Thanks to Mindy, we know how to use our podium trivets!

Finish time: 2:29:54, 2nd OA.
I'm really happy with this race - during the bike when I had no idea where I stood in the field, it was super helpful to simply focus on holding off the girl I was playing leapfrog with.  If I don't have a focus, it is super easy to go off into la-la land and suddenly find that my speed has dropped a bunch.  It was also fun to just race someone, to make quick decisions on should I pick up the pace and make the pass now or hold off or if I make a move now, will I be able to sustain it and put a gap between us?  Stuff like that.  It's getting a little easier over time, with practice, to keep myself mentally in the game, turn off my mind to how much my legs hurt, and just go for it.  Working with Jen over the years has really changed me as an athlete - not only making me physically faster, especially on the bike and making my swim much less of a liability - but also making me a stronger triathlete mentally (thank you Jen!!).  Racing is so, so, so much fun again now that I'm really making an effort to test my limits.  It's like a game with pint glasses and trivets as a prize :)  I had a blast racing with Sarah (3rd Overall - with a super solid swim, bike, and run) and catching up with some of my other friends I hadn't seen in awhile.  Big thanks to everyone for their cheers today, race day is so fun because I love the twitter and Facebook messages and texts :)  Thanks, of course, to Jen for being an awesome coach.  And thanks to Tri360 for their support (and I obviously need to visit again soon to stock back up on gels seeing as my bento box was full of empty ones, oops!).  And now - cheers to cupcakes, mini Reeses peanut butter cups, M&Ms and ice cream - all of which are currently adorning my refrigerator and freezer shelves!  Hooray off-season!


Mindy Ko said...

Yay, last 2012 race!

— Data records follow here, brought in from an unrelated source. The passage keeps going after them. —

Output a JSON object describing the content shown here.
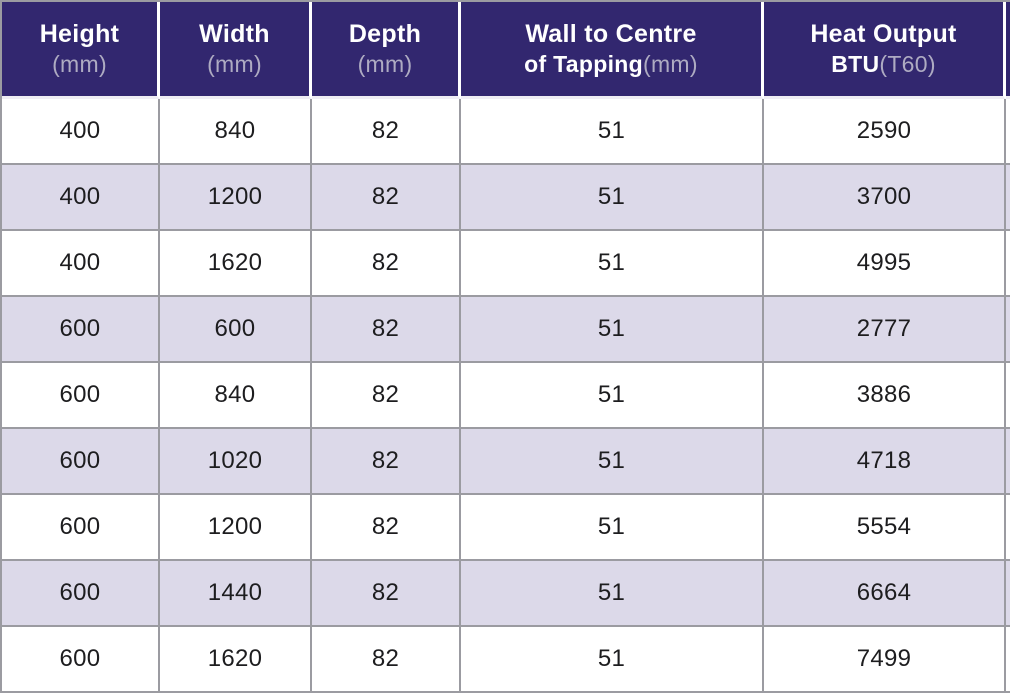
{
  "table": {
    "columns": [
      {
        "l1b": "Height",
        "l2b": "",
        "l2l": "(mm)"
      },
      {
        "l1b": "Width",
        "l2b": "",
        "l2l": "(mm)"
      },
      {
        "l1b": "Depth",
        "l2b": "",
        "l2l": "(mm)"
      },
      {
        "l1b": "Wall to Centre",
        "l2b": "of Tapping",
        "l2l": "(mm)"
      },
      {
        "l1b": "Heat Output",
        "l2b": "BTU",
        "l2l": "(T60)"
      }
    ],
    "rows": [
      [
        "400",
        "840",
        "82",
        "51",
        "2590"
      ],
      [
        "400",
        "1200",
        "82",
        "51",
        "3700"
      ],
      [
        "400",
        "1620",
        "82",
        "51",
        "4995"
      ],
      [
        "600",
        "600",
        "82",
        "51",
        "2777"
      ],
      [
        "600",
        "840",
        "82",
        "51",
        "3886"
      ],
      [
        "600",
        "1020",
        "82",
        "51",
        "4718"
      ],
      [
        "600",
        "1200",
        "82",
        "51",
        "5554"
      ],
      [
        "600",
        "1440",
        "82",
        "51",
        "6664"
      ],
      [
        "600",
        "1620",
        "82",
        "51",
        "7499"
      ]
    ]
  },
  "colors": {
    "header_bg": "#32276f",
    "stripe": "#dcd9e9",
    "border": "#9b9ba1",
    "header_text": "#ffffff",
    "header_light_text": "#aeabc2",
    "body_text": "#1d1d1f"
  }
}
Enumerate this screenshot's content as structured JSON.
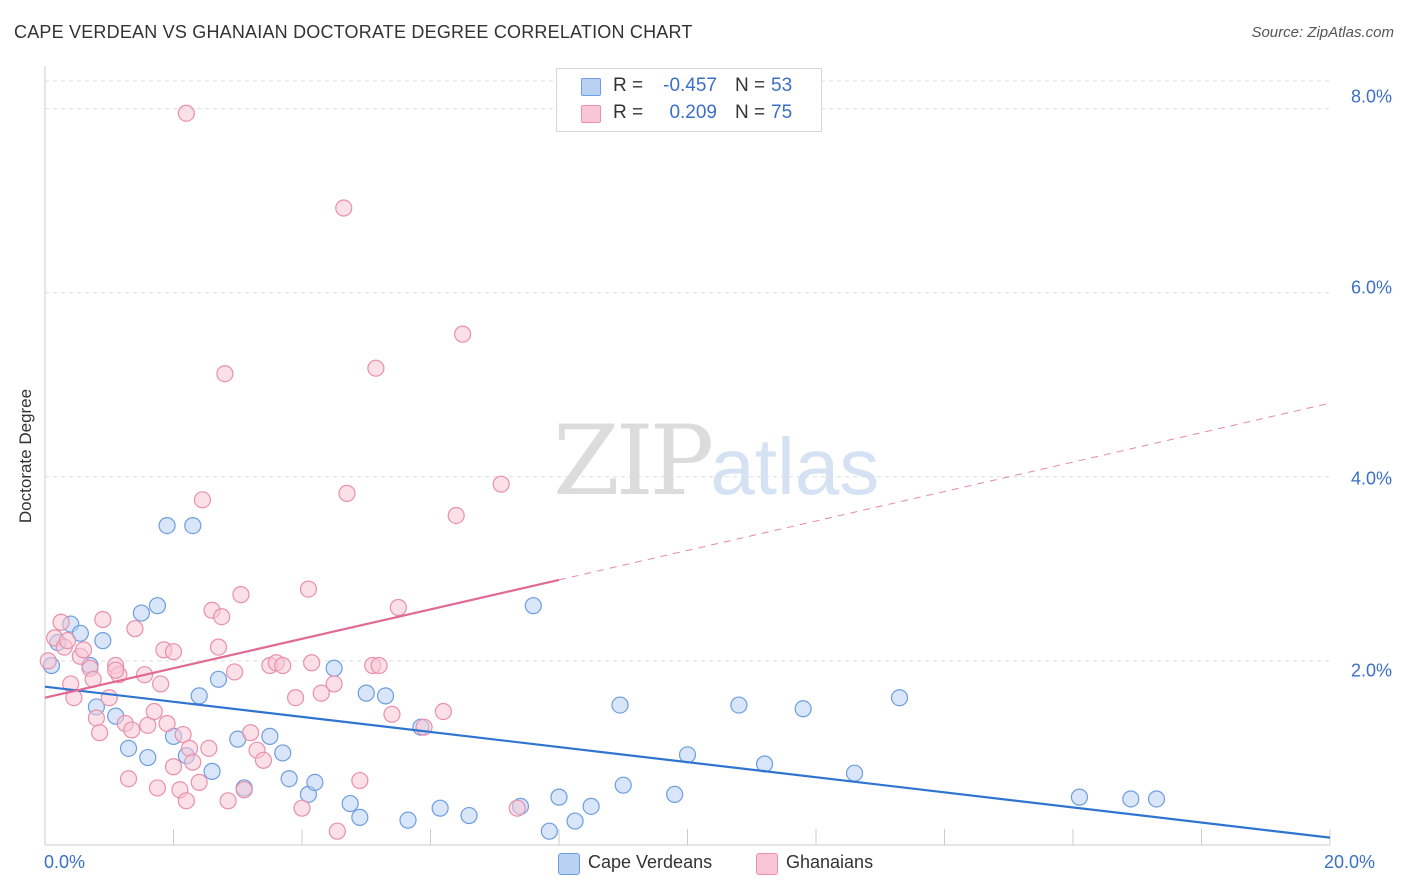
{
  "header": {
    "title": "CAPE VERDEAN VS GHANAIAN DOCTORATE DEGREE CORRELATION CHART",
    "source": "Source: ZipAtlas.com"
  },
  "watermark": {
    "zip": "ZIP",
    "atlas": "atlas"
  },
  "colors": {
    "blue_fill": "#b9d2f4",
    "blue_stroke": "#6d9ee0",
    "blue_line": "#2f74d0",
    "pink_fill": "#f8c6d6",
    "pink_stroke": "#e990ac",
    "pink_line": "#e06a94",
    "grid": "#dddddd",
    "tick_text": "#3b6fc9"
  },
  "legend_top": [
    {
      "r_label": "R =",
      "r_value": "-0.457",
      "n_label": "N =",
      "n_value": "53",
      "color": "#b9d2f4",
      "stroke": "#6d9ee0"
    },
    {
      "r_label": "R =",
      "r_value": "0.209",
      "n_label": "N =",
      "n_value": "75",
      "color": "#f8c6d6",
      "stroke": "#e990ac"
    }
  ],
  "legend_bottom": [
    {
      "label": "Cape Verdeans",
      "color": "#b9d2f4",
      "stroke": "#6d9ee0"
    },
    {
      "label": "Ghanaians",
      "color": "#f8c6d6",
      "stroke": "#e990ac"
    }
  ],
  "chart_data": {
    "type": "scatter",
    "title": "CAPE VERDEAN VS GHANAIAN DOCTORATE DEGREE CORRELATION CHART",
    "xlabel": "",
    "ylabel": "Doctorate Degree",
    "xlim": [
      0,
      20
    ],
    "ylim": [
      0,
      8.3
    ],
    "x_tick_labels": [
      "0.0%",
      "20.0%"
    ],
    "y_ticks": [
      2,
      4,
      6,
      8
    ],
    "y_tick_labels": [
      "2.0%",
      "4.0%",
      "6.0%",
      "8.0%"
    ],
    "grid": true,
    "series": [
      {
        "name": "Cape Verdeans",
        "r": -0.457,
        "n": 53,
        "trend": {
          "x": [
            0,
            20
          ],
          "y": [
            1.72,
            0.08
          ],
          "dashed_x": null
        },
        "points": [
          [
            0.1,
            1.95
          ],
          [
            0.2,
            2.2
          ],
          [
            0.4,
            2.4
          ],
          [
            0.55,
            2.3
          ],
          [
            0.7,
            1.95
          ],
          [
            0.8,
            1.5
          ],
          [
            0.9,
            2.22
          ],
          [
            1.1,
            1.4
          ],
          [
            1.3,
            1.05
          ],
          [
            1.5,
            2.52
          ],
          [
            1.6,
            0.95
          ],
          [
            1.75,
            2.6
          ],
          [
            1.9,
            3.47
          ],
          [
            2.0,
            1.18
          ],
          [
            2.2,
            0.97
          ],
          [
            2.3,
            3.47
          ],
          [
            2.4,
            1.62
          ],
          [
            2.6,
            0.8
          ],
          [
            2.7,
            1.8
          ],
          [
            3.0,
            1.15
          ],
          [
            3.1,
            0.62
          ],
          [
            3.5,
            1.18
          ],
          [
            3.7,
            1.0
          ],
          [
            3.8,
            0.72
          ],
          [
            4.1,
            0.55
          ],
          [
            4.2,
            0.68
          ],
          [
            4.5,
            1.92
          ],
          [
            4.75,
            0.45
          ],
          [
            4.9,
            0.3
          ],
          [
            5.0,
            1.65
          ],
          [
            5.3,
            1.62
          ],
          [
            5.65,
            0.27
          ],
          [
            5.85,
            1.28
          ],
          [
            6.15,
            0.4
          ],
          [
            6.6,
            0.32
          ],
          [
            7.4,
            0.42
          ],
          [
            7.6,
            2.6
          ],
          [
            7.85,
            0.15
          ],
          [
            8.0,
            0.52
          ],
          [
            8.25,
            0.26
          ],
          [
            8.5,
            0.42
          ],
          [
            8.95,
            1.52
          ],
          [
            9.0,
            0.65
          ],
          [
            9.8,
            0.55
          ],
          [
            10.0,
            0.98
          ],
          [
            10.8,
            1.52
          ],
          [
            11.2,
            0.88
          ],
          [
            11.8,
            1.48
          ],
          [
            12.6,
            0.78
          ],
          [
            13.3,
            1.6
          ],
          [
            16.1,
            0.52
          ],
          [
            16.9,
            0.5
          ],
          [
            17.3,
            0.5
          ]
        ]
      },
      {
        "name": "Ghanaians",
        "r": 0.209,
        "n": 75,
        "trend": {
          "x": [
            0,
            8.0
          ],
          "y": [
            1.6,
            2.88
          ],
          "dashed_x": [
            8.0,
            20
          ],
          "dashed_y": [
            2.88,
            4.8
          ]
        },
        "points": [
          [
            0.05,
            2.0
          ],
          [
            0.15,
            2.25
          ],
          [
            0.25,
            2.42
          ],
          [
            0.3,
            2.15
          ],
          [
            0.35,
            2.22
          ],
          [
            0.4,
            1.75
          ],
          [
            0.45,
            1.6
          ],
          [
            0.55,
            2.05
          ],
          [
            0.6,
            2.12
          ],
          [
            0.7,
            1.92
          ],
          [
            0.75,
            1.8
          ],
          [
            0.8,
            1.38
          ],
          [
            0.85,
            1.22
          ],
          [
            0.9,
            2.45
          ],
          [
            1.0,
            1.6
          ],
          [
            1.1,
            1.95
          ],
          [
            1.15,
            1.85
          ],
          [
            1.25,
            1.32
          ],
          [
            1.3,
            0.72
          ],
          [
            1.35,
            1.25
          ],
          [
            1.4,
            2.35
          ],
          [
            1.55,
            1.85
          ],
          [
            1.6,
            1.3
          ],
          [
            1.7,
            1.45
          ],
          [
            1.75,
            0.62
          ],
          [
            1.8,
            1.75
          ],
          [
            1.85,
            2.12
          ],
          [
            1.9,
            1.32
          ],
          [
            2.0,
            0.85
          ],
          [
            2.1,
            0.6
          ],
          [
            2.15,
            1.2
          ],
          [
            2.2,
            0.48
          ],
          [
            2.25,
            1.05
          ],
          [
            2.3,
            0.9
          ],
          [
            2.4,
            0.68
          ],
          [
            2.45,
            3.75
          ],
          [
            2.55,
            1.05
          ],
          [
            2.6,
            2.55
          ],
          [
            2.7,
            2.15
          ],
          [
            2.75,
            2.48
          ],
          [
            2.8,
            5.12
          ],
          [
            2.85,
            0.48
          ],
          [
            2.95,
            1.88
          ],
          [
            3.05,
            2.72
          ],
          [
            3.1,
            0.6
          ],
          [
            3.2,
            1.22
          ],
          [
            3.3,
            1.03
          ],
          [
            3.4,
            0.92
          ],
          [
            3.5,
            1.95
          ],
          [
            3.6,
            1.98
          ],
          [
            3.7,
            1.95
          ],
          [
            3.9,
            1.6
          ],
          [
            4.0,
            0.4
          ],
          [
            4.1,
            2.78
          ],
          [
            4.15,
            1.98
          ],
          [
            4.3,
            1.65
          ],
          [
            4.5,
            1.75
          ],
          [
            4.55,
            0.15
          ],
          [
            4.65,
            6.92
          ],
          [
            4.7,
            3.82
          ],
          [
            4.9,
            0.7
          ],
          [
            5.1,
            1.95
          ],
          [
            5.2,
            1.95
          ],
          [
            5.4,
            1.42
          ],
          [
            5.5,
            2.58
          ],
          [
            5.9,
            1.28
          ],
          [
            6.2,
            1.45
          ],
          [
            6.4,
            3.58
          ],
          [
            6.5,
            5.55
          ],
          [
            7.1,
            3.92
          ],
          [
            7.35,
            0.4
          ],
          [
            2.2,
            7.95
          ],
          [
            5.15,
            5.18
          ],
          [
            2.0,
            2.1
          ],
          [
            1.1,
            1.9
          ]
        ]
      }
    ]
  }
}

Awesome RR - and glad you dug out some uneaten gels haha!

Katie said...

hooray indeed! I'm so glad you guys had a good day. I'll join you in the off season next monday, but I don't think I'm ready for cupcakes just yet...

The Miller Family said...

CONGRATS!!! You had a great season! Looking forward to catching up in a few weeks!

Kathy said...

Sounds terrific. Good job! Take a few minutes off now.

Allison said...

Congrats on a strong end to your 2012 season!

Anonymous said...

Yep! That's how a social kicker ends her season! Way to go, champ! --Kgo

B.o.B. said...

I'm playing blog catch up. Congrats lady! You are supa dupa fast!